On Surfaces, iPads and so forth24. February 2019 | link this post
Years ago, when the iPad 2 had arrived, I was a happy user of Apples tablets for some years. Of course my iPad aged and after enjoying quite a long life with me it finally had to go. The technology was of course still new with it just being the second iteration of the tablets. Later I went to Microsofts Surface Pro and I've now used this for roughly two years. It's really cool, and it's propably not for me.
The good parts
The Surface as a piece of tech feels nice, so does the keyboard/cover Microsoft produces. Even though I've basically got the smallest version the experience of using the device for the first time is great. Actually it really reminded me of the experience when I got a MacBook in ~2006.

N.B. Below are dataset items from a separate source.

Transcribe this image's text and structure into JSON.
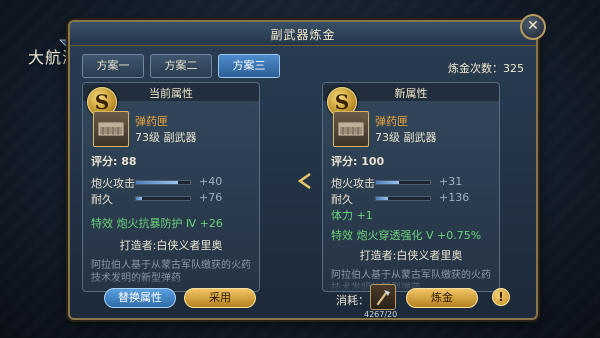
{
  "game": {
    "logo_text": "大航海之路"
  },
  "dialog": {
    "title": "副武器炼金",
    "close_symbol": "✕",
    "refine_count_label": "炼金次数：325",
    "tabs": [
      {
        "label": "方案一",
        "active": false
      },
      {
        "label": "方案二",
        "active": false
      },
      {
        "label": "方案三",
        "active": true
      }
    ],
    "current": {
      "title": "当前属性",
      "grade": "S",
      "item_name": "弹药匣",
      "item_level": "73级 副武器",
      "score": "评分: 88",
      "stats": [
        {
          "label": "炮火攻击",
          "value": "+40",
          "fill": 0.78
        },
        {
          "label": "耐久",
          "value": "+76",
          "fill": 0.12
        }
      ],
      "special": "特效 炮火抗暴防护 Ⅳ +26",
      "maker": "打造者:白侠义者里奥",
      "desc": "阿拉伯人基于从蒙古军队缴获的火药技术发明的新型弹药"
    },
    "new": {
      "title": "新属性",
      "grade": "S",
      "item_name": "弹药匣",
      "item_level": "73级 副武器",
      "score": "评分: 100",
      "stats": [
        {
          "label": "炮火攻击",
          "value": "+31",
          "fill": 0.42
        },
        {
          "label": "耐久",
          "value": "+136",
          "fill": 0.22
        }
      ],
      "extra": "体力 +1",
      "special": "特效 炮火穿透强化 Ⅴ +0.75%",
      "maker": "打造者:白侠义者里奥",
      "desc": "阿拉伯人基于从蒙古军队缴获的火药技术发明的新型弹药"
    },
    "buttons": {
      "replace": "替换属性",
      "adopt": "采用",
      "refine": "炼金"
    },
    "consume": {
      "label": "消耗：",
      "count": "4267/20"
    },
    "warn_symbol": "!",
    "colors": {
      "gold": "#d6b665",
      "orange_name": "#f0a43a",
      "green": "#6cd47a",
      "blue_btn": "#2f6aa8"
    }
  }
}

Ambitions and where they may fail you
Microsoft has the really cool idea to create a unified OS for Desktops, Notebooks and Tablets. However in practice there are, at least in my experience with the device, some shortfalls to this:
- A lot of the applications are clearly not designed for touch-use.
- It feels like Windows doesn't handle the resouce limitations on a tablet as well as iOS.
With applications not being as well-designed as they could be I've basically stuck with using the Surface as an underpowered notebook. Microsoft is not really at fault here I think, it would be up to the people who create the applications to make the experience of using them great. After all, Microsoft themselves certainly does put in the work with Office, Edge etc. Sadly it seems that as far as UIs go the Apple world simply has developers who put more care into this (I am aware that there are really great exceptions).
There is one more thing: while I've gotten the smallest version of the Surface Pro it still has a price that puts it in almost the same region as the iPad Pro, and for that it feels slow. I've started quitting more and more applications (didn't have to do that on the iPad) and it still feels slow in something like Chrome. I'm not sure how much of this is an issue with the device itself (speed of the used SSD storage etc.) and how much of this is down to people writing programs not really taking into account that they have to work with limited resources. Still this puts a damper on what could be an awesome experience.
So what does all this come down to? Currently I'm considering going with an iPad pro for the near future. Having an iPhone I own a bunch of Apps that I can use on there and that promise to work seamelessly with what I've got on my phone. So that would certainly be a plus. I'm gravitating towards the smaller 11" version for portability. I guess there will be a post when I eventually decide to go for it and I'll share my experience.